Firstly, we are gonna clean the NA variables and identification variables. Importantly, the test dataset is not changed and will only be used for the quiz results generation.

```
# near zero variance
nzv = nearZeroVar(train.set)
train.set = train.set[, -nzv]
# check dataset
dim(train.set)
```

`## [1] 13737 111`

The variables as near zero variance are meaningless for modeling.

```
# mostly NA variable
near.na = sapply(train.set, function(x) mean(is.na(x))) > 0.95
train.set = train.set[, near.na == F]
# check dataset
dim(train.set)
```

`## [1] 13737 59`

The variables as mostly NA variables are useless for modeling.

```
# identification variable
train.set = train.set[, -c(1:5)]
# check dataset
dim(train.set)
```

`## [1] 13737 54`

The variable as identification variables are pointless for modeling. After cleaning, we can see the ready-to-analysis dataset has 53 variables as independent and 1 variable as dependent.

```
cor.matrix = cor(train.set[, -54])
corrplot(cor.matrix, order = "FPC", method = "color", type = "lower",
tl.cex = 0.6, tl.col = rgb(0, 0, 0))
```

A correlation among variables is analysed before modeling. If the correlations are quite more, a principal components analysis (PCA) could be performed as processing step to make an even more compact analysis. However, the plot shows quite a few correlations. PCA will not be applied.
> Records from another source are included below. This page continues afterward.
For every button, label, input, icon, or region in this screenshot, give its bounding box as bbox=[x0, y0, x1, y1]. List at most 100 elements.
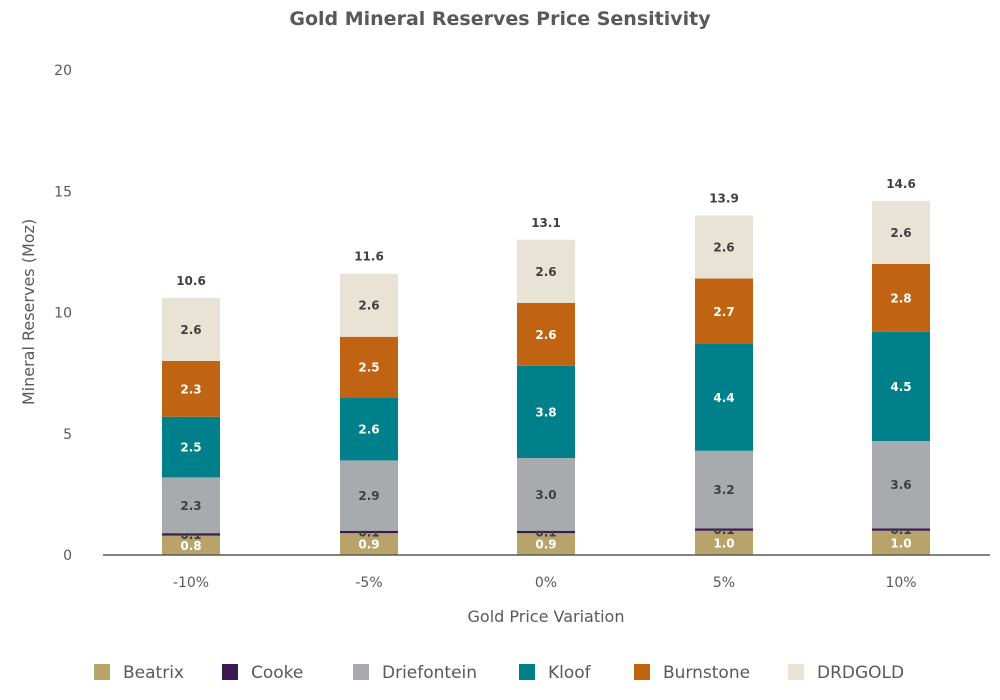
data-label: 2.6 bbox=[535, 265, 556, 279]
y-tick-label: 10 bbox=[54, 306, 72, 322]
x-tick-label: -10% bbox=[173, 575, 209, 591]
y-axis-ticks: 0 5 10 15 20 bbox=[54, 63, 72, 564]
bar-segment-driefontein bbox=[517, 458, 575, 531]
x-tick-label: 5% bbox=[713, 575, 735, 591]
bar-segment-driefontein bbox=[162, 477, 220, 534]
legend-swatch bbox=[788, 664, 804, 680]
bar-segment-drdgold bbox=[340, 273, 398, 337]
x-tick-label: -5% bbox=[355, 575, 382, 591]
bar-segment-cooke bbox=[340, 530, 398, 534]
bar-segment-drdgold bbox=[695, 215, 753, 279]
data-label: 3.8 bbox=[535, 405, 556, 419]
legend-item: DRDGOLD bbox=[788, 663, 904, 683]
bar-segment-driefontein bbox=[872, 441, 930, 529]
bar-segment-beatrix bbox=[872, 530, 930, 555]
data-label: 0.8 bbox=[180, 539, 201, 553]
total-label: 10.6 bbox=[176, 274, 206, 288]
data-label: 2.5 bbox=[358, 361, 379, 375]
legend-label: DRDGOLD bbox=[817, 663, 904, 683]
y-tick-label: 5 bbox=[63, 427, 72, 443]
data-label: 2.3 bbox=[180, 499, 201, 513]
data-label: 1.0 bbox=[890, 536, 911, 550]
data-label: 3.6 bbox=[890, 478, 911, 492]
data-label: 3.0 bbox=[535, 488, 556, 502]
x-axis-label: Gold Price Variation bbox=[468, 607, 625, 626]
data-label: 4.4 bbox=[713, 391, 734, 405]
bar-segment-beatrix bbox=[695, 530, 753, 555]
bar-segment-kloof bbox=[340, 397, 398, 461]
bar-segment-burnstone bbox=[517, 302, 575, 366]
x-axis-ticks: -10% -5% 0% 5% 10% bbox=[173, 575, 917, 591]
legend-item: Burnstone bbox=[634, 663, 750, 683]
data-label: 2.6 bbox=[535, 328, 556, 342]
data-label: 2.6 bbox=[180, 323, 201, 337]
y-axis-label: Mineral Reserves (Moz) bbox=[19, 219, 38, 405]
bar-stack: 0.90.12.92.62.52.611.6 bbox=[340, 250, 398, 555]
bar-segment-kloof bbox=[872, 331, 930, 442]
bar-segment-cooke bbox=[162, 533, 220, 536]
data-label: 1.0 bbox=[713, 536, 734, 550]
bars-group: 0.80.12.32.52.32.610.60.90.12.92.62.52.6… bbox=[162, 177, 930, 555]
y-tick-label: 15 bbox=[54, 184, 72, 200]
legend-item: Kloof bbox=[519, 663, 592, 683]
total-label: 13.9 bbox=[709, 192, 739, 206]
legend-label: Burnstone bbox=[663, 663, 750, 683]
x-tick-label: 10% bbox=[885, 575, 916, 591]
legend-swatch bbox=[519, 664, 535, 680]
x-tick-label: 0% bbox=[535, 575, 557, 591]
bar-segment-driefontein bbox=[695, 450, 753, 529]
total-label: 14.6 bbox=[886, 177, 916, 191]
data-label: 2.6 bbox=[890, 226, 911, 240]
bar-stack: 0.80.12.32.52.32.610.6 bbox=[162, 274, 220, 555]
data-label: 2.7 bbox=[713, 305, 734, 319]
bar-segment-burnstone bbox=[695, 278, 753, 345]
bar-segment-cooke bbox=[872, 528, 930, 531]
bar-segment-drdgold bbox=[517, 239, 575, 303]
total-label: 13.1 bbox=[531, 216, 561, 230]
data-label: 2.8 bbox=[890, 291, 911, 305]
legend-swatch bbox=[222, 664, 238, 680]
data-label: 0.9 bbox=[535, 538, 556, 552]
data-label: 3.2 bbox=[713, 483, 734, 497]
bar-stack: 0.90.13.03.82.62.613.1 bbox=[517, 216, 575, 555]
bar-segment-cooke bbox=[517, 530, 575, 534]
legend-label: Driefontein bbox=[382, 663, 477, 683]
chart-title: Gold Mineral Reserves Price Sensitivity bbox=[289, 8, 711, 30]
bar-segment-drdgold bbox=[872, 200, 930, 264]
data-label: 4.5 bbox=[890, 380, 911, 394]
bar-segment-beatrix bbox=[162, 535, 220, 555]
y-tick-label: 0 bbox=[63, 548, 72, 564]
bar-segment-kloof bbox=[517, 365, 575, 458]
y-tick-label: 20 bbox=[54, 63, 72, 79]
bar-segment-cooke bbox=[695, 528, 753, 531]
bar-segment-drdgold bbox=[162, 297, 220, 361]
data-label: 2.6 bbox=[713, 241, 734, 255]
data-label: 0.9 bbox=[358, 538, 379, 552]
data-label: 2.6 bbox=[358, 422, 379, 436]
data-label: 2.3 bbox=[180, 382, 201, 396]
data-label: 2.9 bbox=[358, 489, 379, 503]
legend-swatch bbox=[353, 664, 369, 680]
legend-swatch bbox=[634, 664, 650, 680]
bar-segment-burnstone bbox=[872, 264, 930, 332]
data-label: 2.6 bbox=[358, 299, 379, 313]
legend-label: Kloof bbox=[548, 663, 592, 683]
bar-segment-kloof bbox=[162, 416, 220, 478]
legend-label: Beatrix bbox=[123, 663, 184, 683]
bar-segment-beatrix bbox=[517, 533, 575, 555]
legend-swatch bbox=[94, 664, 110, 680]
legend-item: Cooke bbox=[222, 663, 303, 683]
legend-item: Beatrix bbox=[94, 663, 184, 683]
bar-segment-burnstone bbox=[162, 361, 220, 417]
legend: Beatrix Cooke Driefontein Kloof Burnstone DRD… bbox=[94, 663, 904, 683]
data-label: 2.5 bbox=[180, 441, 201, 455]
total-label: 11.6 bbox=[354, 250, 384, 264]
bar-stack: 1.00.13.24.42.72.613.9 bbox=[695, 192, 753, 555]
bar-segment-driefontein bbox=[340, 460, 398, 531]
legend-label: Cooke bbox=[251, 663, 303, 683]
bar-segment-beatrix bbox=[340, 533, 398, 555]
legend-item: Driefontein bbox=[353, 663, 477, 683]
bar-segment-kloof bbox=[695, 344, 753, 451]
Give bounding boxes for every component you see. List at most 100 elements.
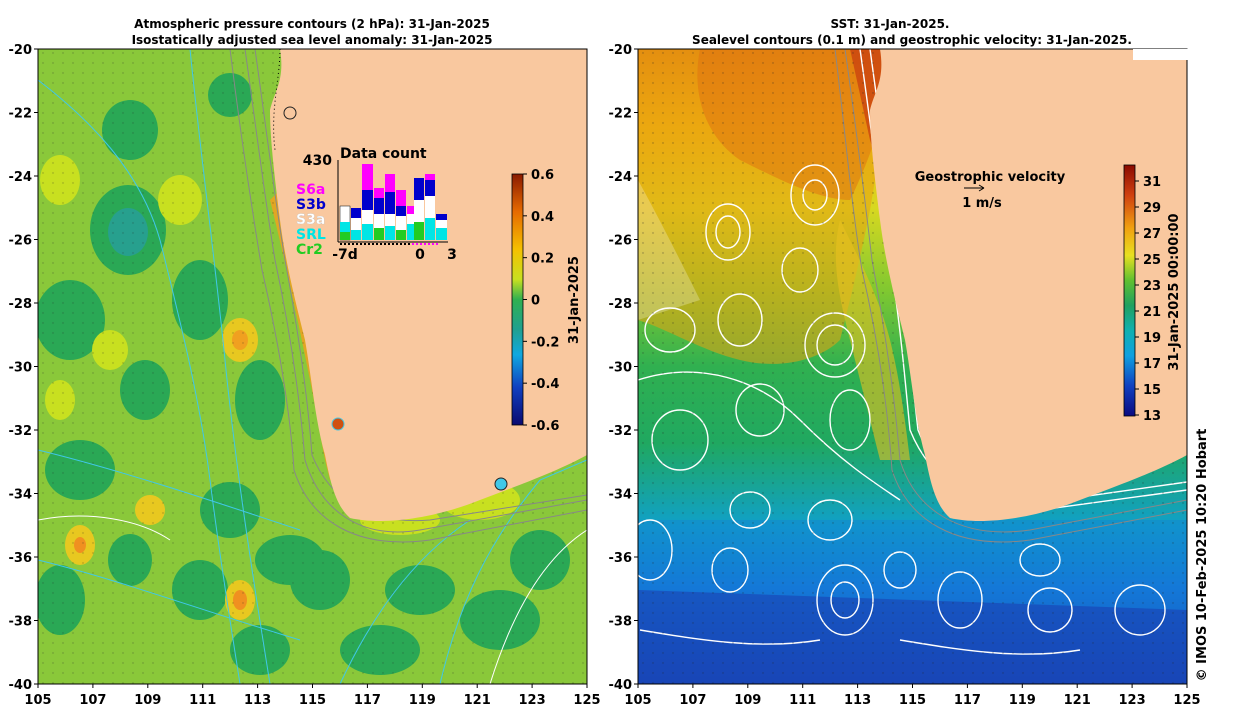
y-tick-label: -26 xyxy=(609,234,633,249)
x-tick-label: 123 xyxy=(1119,693,1146,708)
sla-colorbar: 0.6 0.4 0.2 0 -0.2 -0.4 -0.6 31-Jan-2025 xyxy=(511,168,582,434)
x-tick-label: 119 xyxy=(1009,693,1036,708)
y-tick-label: -32 xyxy=(609,424,633,439)
inset-max-count: 430 xyxy=(303,153,332,169)
x-tick-label: 113 xyxy=(244,693,271,708)
colorbar-tick-label: -0.6 xyxy=(531,419,559,434)
inset-legend-item: SRL xyxy=(296,227,326,243)
inset-x-tick-label: 3 xyxy=(447,247,457,263)
right-title-line1: SST: 31-Jan-2025. xyxy=(831,17,950,31)
colorbar-tick-label: 0 xyxy=(531,294,540,309)
y-tick-label: -36 xyxy=(9,551,33,566)
x-tick-label: 115 xyxy=(899,693,926,708)
x-tick-label: 111 xyxy=(189,693,216,708)
y-tick-label: -38 xyxy=(9,615,33,630)
y-tick-label: -30 xyxy=(9,361,33,376)
colorbar-tick-label: 15 xyxy=(1143,383,1161,398)
inset-legend-item: Cr2 xyxy=(296,242,323,258)
sst-colorbar: 31 29 27 25 23 21 19 17 15 13 31-Jan-2025 00:00:0… xyxy=(1123,164,1182,424)
x-tick-label: 121 xyxy=(464,693,491,708)
colorbar-tick-label: 29 xyxy=(1143,201,1161,216)
y-tick-label: -26 xyxy=(9,234,33,249)
velocity-legend-title: Geostrophic velocity xyxy=(915,170,1066,185)
colorbar-tick-label: 23 xyxy=(1143,279,1161,294)
x-tick-label: 117 xyxy=(954,693,981,708)
y-tick-label: -34 xyxy=(9,488,33,503)
land-mass xyxy=(270,49,587,521)
data-count-inset: Data count 430 xyxy=(296,146,457,263)
right-x-axis: 105 107 109 111 113 115 117 119 121 123 125 xyxy=(624,684,1201,708)
left-panel: Atmospheric pressure contours (2 hPa): 3… xyxy=(9,17,601,708)
inset-x-tick-label: 0 xyxy=(415,247,425,263)
y-tick-label: -28 xyxy=(609,297,633,312)
inset-legend-item: S3b xyxy=(296,197,326,213)
y-tick-label: -24 xyxy=(609,170,633,185)
y-tick-label: -34 xyxy=(609,488,633,503)
colorbar-tick-label: 19 xyxy=(1143,331,1161,346)
right-panel: SST: 31-Jan-2025. Sealevel contours (0.1… xyxy=(609,17,1201,708)
left-title-line1: Atmospheric pressure contours (2 hPa): 3… xyxy=(134,17,490,31)
x-tick-label: 113 xyxy=(844,693,871,708)
colorbar-tick-label: -0.4 xyxy=(531,377,559,392)
y-tick-label: -22 xyxy=(609,107,633,122)
sla-colorbar-label: 31-Jan-2025 xyxy=(567,256,582,344)
inset-x-tick-label: -7d xyxy=(332,247,358,263)
x-tick-label: 109 xyxy=(734,693,761,708)
sst-colorbar-label: 31-Jan-2025 00:00:00 xyxy=(1167,213,1182,370)
y-tick-label: -20 xyxy=(9,43,33,58)
inset-bars xyxy=(339,164,447,241)
y-tick-label: -36 xyxy=(609,551,633,566)
x-tick-label: 105 xyxy=(624,693,651,708)
x-tick-label: 115 xyxy=(299,693,326,708)
left-x-axis: 105 107 109 111 113 115 117 119 121 123 125 xyxy=(24,684,601,708)
station-marker xyxy=(283,106,297,120)
y-tick-label: -32 xyxy=(9,424,33,439)
y-tick-label: -30 xyxy=(609,361,633,376)
colorbar-tick-label: 0.2 xyxy=(531,252,554,267)
inset-legend-item: S6a xyxy=(296,182,325,198)
y-tick-label: -20 xyxy=(609,43,633,58)
station-marker xyxy=(494,477,508,491)
station-marker xyxy=(331,417,345,431)
x-tick-label: 105 xyxy=(24,693,51,708)
y-tick-label: -40 xyxy=(609,678,633,693)
left-title-line2: Isostatically adjusted sea level anomaly… xyxy=(132,33,493,47)
pressure-contours xyxy=(38,49,587,684)
sla-map xyxy=(38,49,587,684)
y-tick-label: -22 xyxy=(9,107,33,122)
right-y-axis: -20 -22 -24 -26 -28 -30 -32 -34 -36 -38 -40 xyxy=(609,43,638,693)
x-tick-label: 117 xyxy=(354,693,381,708)
right-title-line2: Sealevel contours (0.1 m) and geostrophi… xyxy=(692,33,1132,47)
colorbar-tick-label: 25 xyxy=(1143,253,1161,268)
x-tick-label: 109 xyxy=(134,693,161,708)
colorbar-tick-label: 13 xyxy=(1143,409,1161,424)
velocity-legend-scale: 1 m/s xyxy=(962,196,1002,211)
colorbar-tick-label: 17 xyxy=(1143,357,1161,372)
inset-legend-item: S3a xyxy=(296,212,325,228)
x-tick-label: 119 xyxy=(409,693,436,708)
colorbar-tick-label: 21 xyxy=(1143,305,1161,320)
colorbar-tick-label: 31 xyxy=(1143,175,1161,190)
x-tick-label: 125 xyxy=(573,693,600,708)
y-tick-label: -28 xyxy=(9,297,33,312)
y-tick-label: -38 xyxy=(609,615,633,630)
colorbar-tick-label: 0.6 xyxy=(531,168,554,183)
colorbar-tick-label: -0.2 xyxy=(531,335,559,350)
credit-text: © IMOS 10-Feb-2025 10:20 Hobart xyxy=(1195,429,1210,682)
left-y-axis: -20 -22 -24 -26 -28 -30 -32 -34 -36 -38 -40 xyxy=(9,43,38,693)
inset-x-axis: -7d 0 3 xyxy=(332,247,457,263)
x-tick-label: 107 xyxy=(679,693,706,708)
x-tick-label: 111 xyxy=(789,693,816,708)
y-tick-label: -24 xyxy=(9,170,33,185)
sst-map xyxy=(638,49,1187,684)
x-tick-label: 121 xyxy=(1064,693,1091,708)
y-tick-label: -40 xyxy=(9,678,33,693)
colorbar-tick-label: 27 xyxy=(1143,227,1161,242)
velocity-legend: Geostrophic velocity 1 m/s xyxy=(915,170,1066,211)
x-tick-label: 123 xyxy=(519,693,546,708)
x-tick-label: 125 xyxy=(1173,693,1200,708)
inset-title: Data count xyxy=(340,146,427,162)
right-land-mass xyxy=(870,49,1187,521)
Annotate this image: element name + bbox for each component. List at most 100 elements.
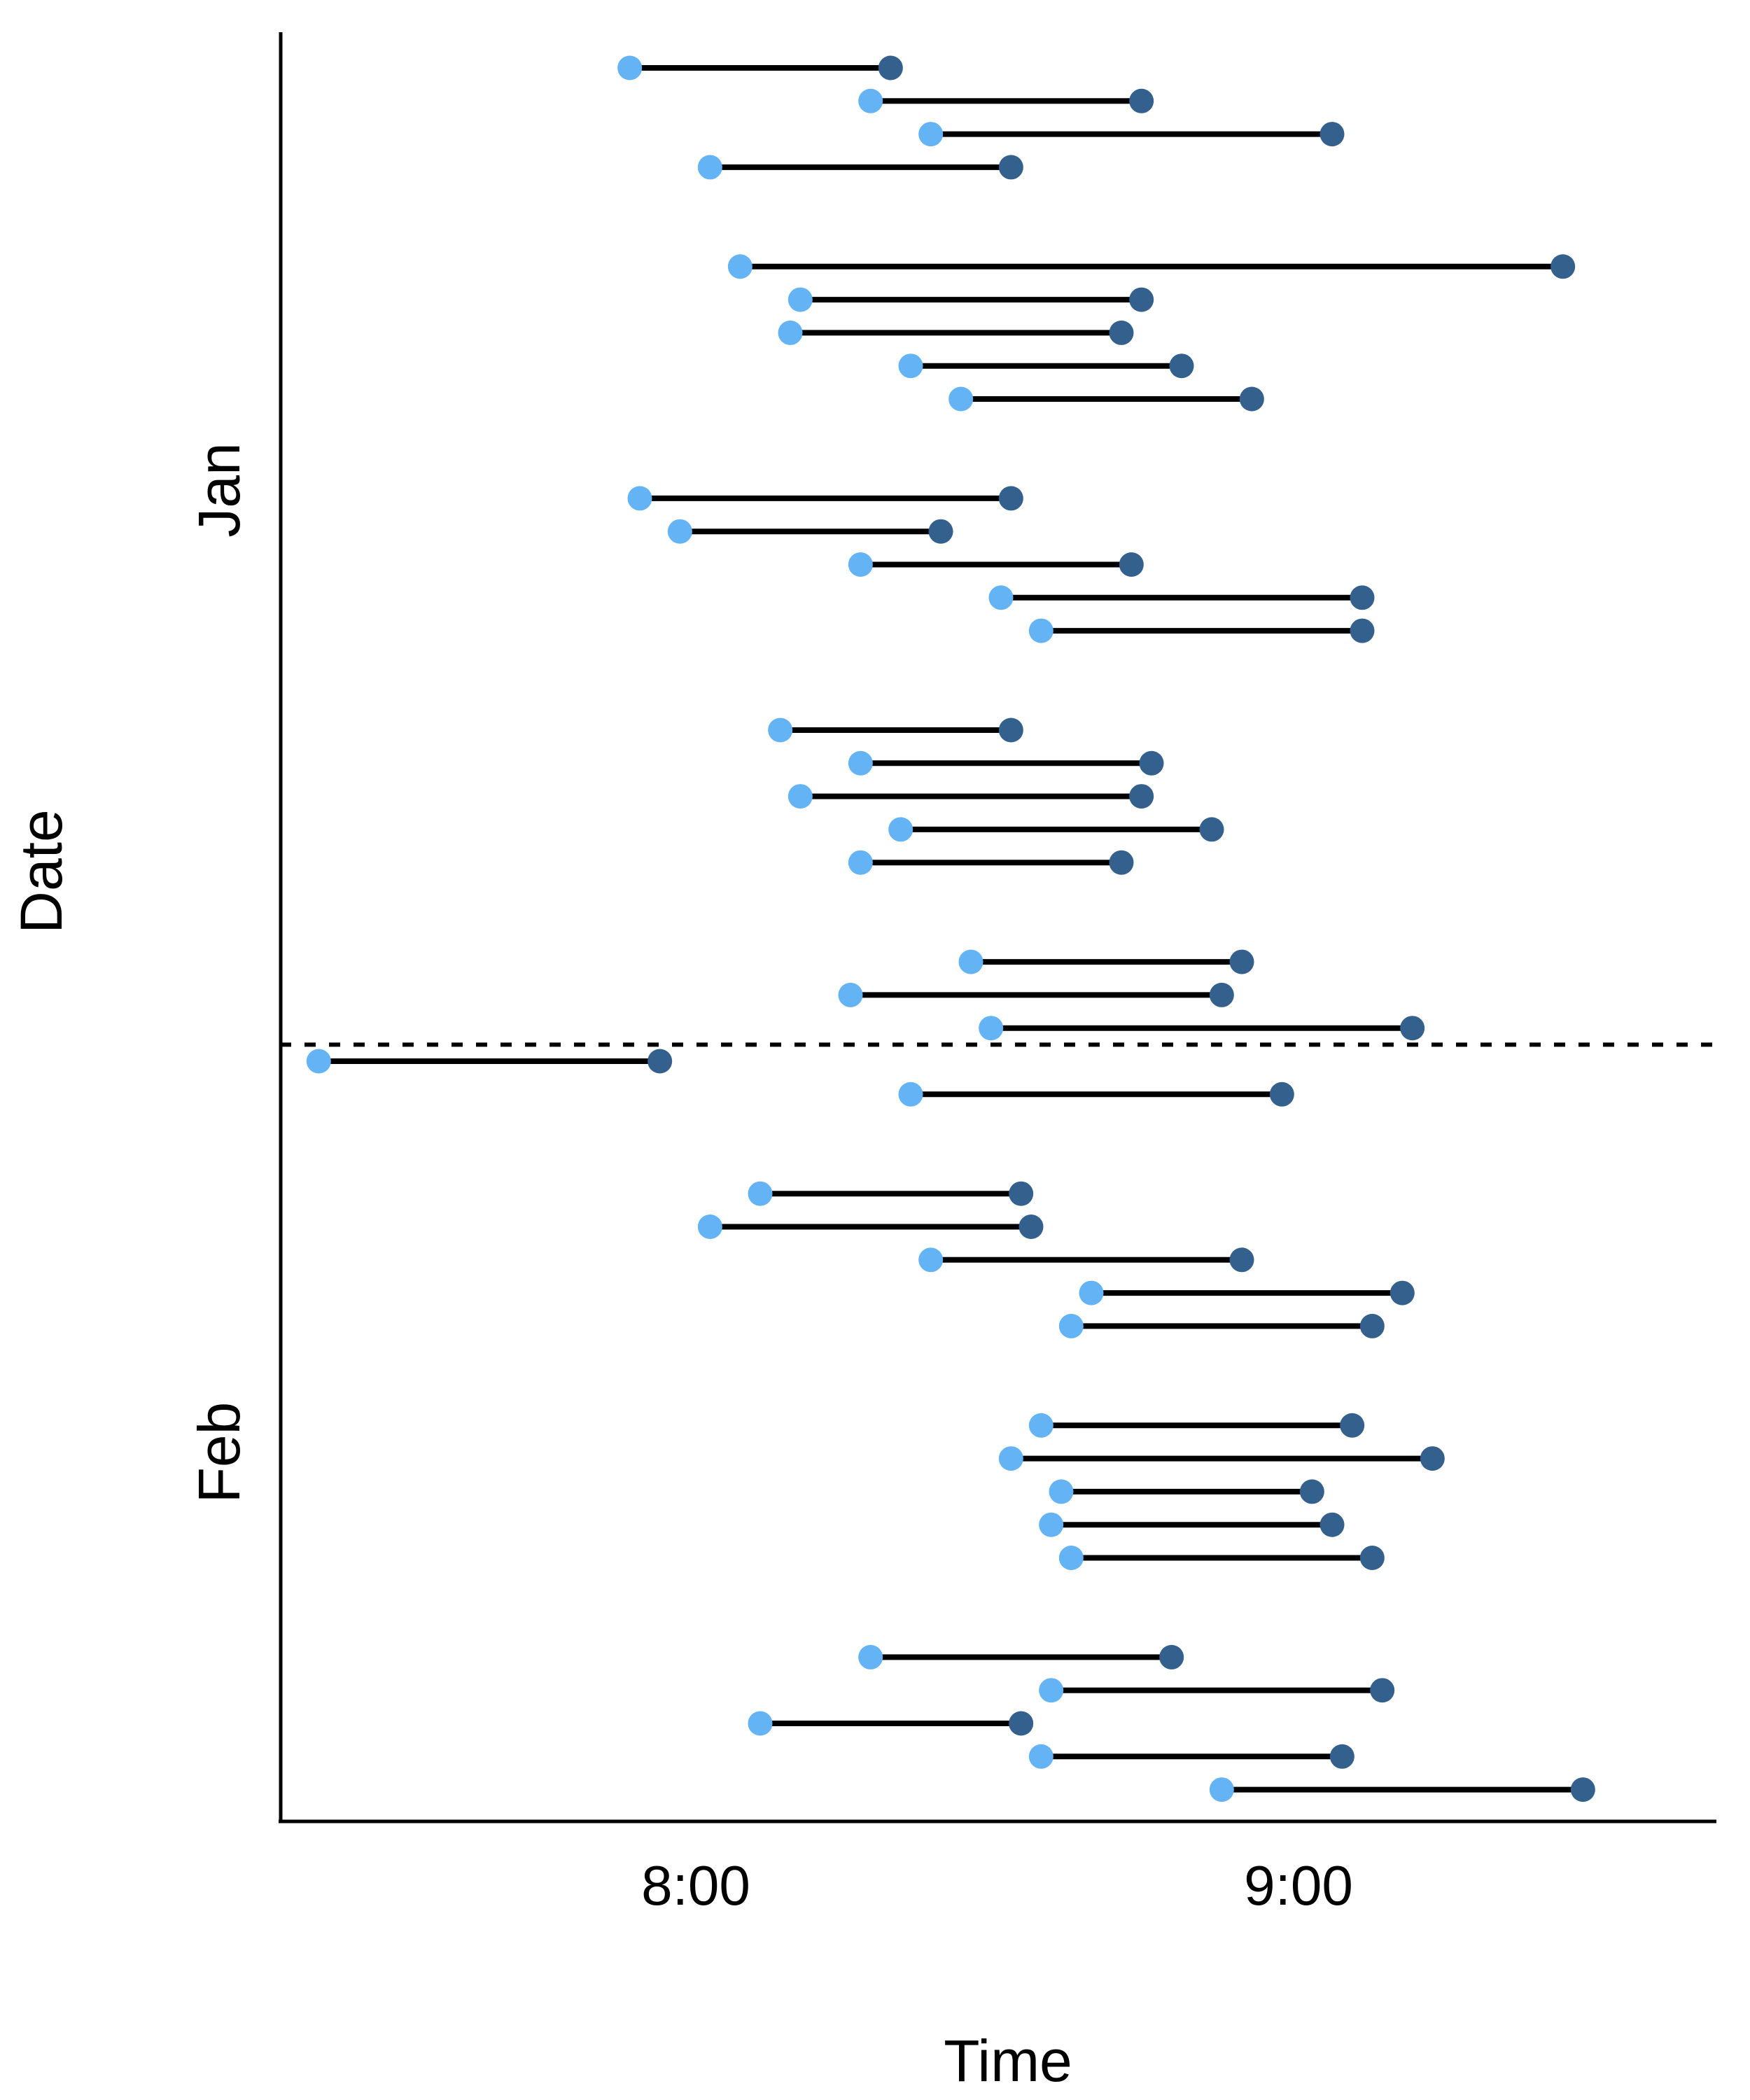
range-row-jan-13: [1028, 618, 1375, 643]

We are gonna use three methods to build up models and even stack them together. The methods are random forest, decision tree, and generalized boosted model.

```
# train model
mod.rf = train(data = train.set,
classe ~ .,
method = "rf",
trControl = trainControl(method = "cv",
number = 3))
# test model & validate model
pred.rf = predict(mod.rf, newdata = test.set)
# evaluate model
cm.rf = confusionMatrix(table(pred.rf, test.set$classe))
# plot matrix result
plot(cm.rf$table, col = cm.rf$byClass,
main = "Random Forest",
sub = paste("Accuracy =", round(cm.rf$overall[1], 4)),
xlab = "Prediction",
ylab = "Reference")
```

```
# train model
mod.dt = train(data = train.set,
classe ~ .,
method = "rpart",
trControl = trainControl(method = "cv",
number = 3,
verboseIter = F))
fancyRpartPlot(mod.dt$finalModel) # decision tree plot (optional)
```

```
# test model & validate model
pred.dt = predict(mod.dt, newdata = test.set)
# evaluate model on validate
cm.dt = confusionMatrix(table(pred.dt, test.set$classe))
# plot matrix result
plot(cm.dt$table, col = cm.dt$byClass,
main = "Decision Tree",
sub = paste("Accuracy =", round(cm.dt$overall[1], 4)),
xlab = "Prediction",
ylab = "Reference")
```

```
# train model
mod.gbm = train(data = train.set,
classe ~ .,
method = "gbm",
trControl = trainControl(method = "cv",
number = 3),
verbose = F)
# test model & validate model
pred.gbm = predict(mod.gbm, newdata = test.set)
# evaluate model on validate
cm.gbm = confusionMatrix(table(pred.gbm, test.set$classe))
# plot matrix result
plot(cm.gbm$table, col = cm.gbm$byClass,
main = "Generalized Boosted Model",
sub = paste("Accuracy =", round(cm.gbm$overall[1], 4)),
xlab = "Prediction",
ylab = "Reference")
```

The accuracy of the 3 modeling methods above are:

- Random Forest (0.9986)
- Decision Tree (0.5694)
- Generalized Boosted Model (0.9845)

```
pred.test = predict(mod.rf, newdata = test)
pred.test
```

```
## [1] B A B A A E D B A A B C B A E E A B B B
## Levels: A B C D E
```

The random forest model will be applied to predict the 20 quiz results as shown above. We also used the stacking model strategy, but it was not working well with a classficiation model. Also, the accuracy was not improving.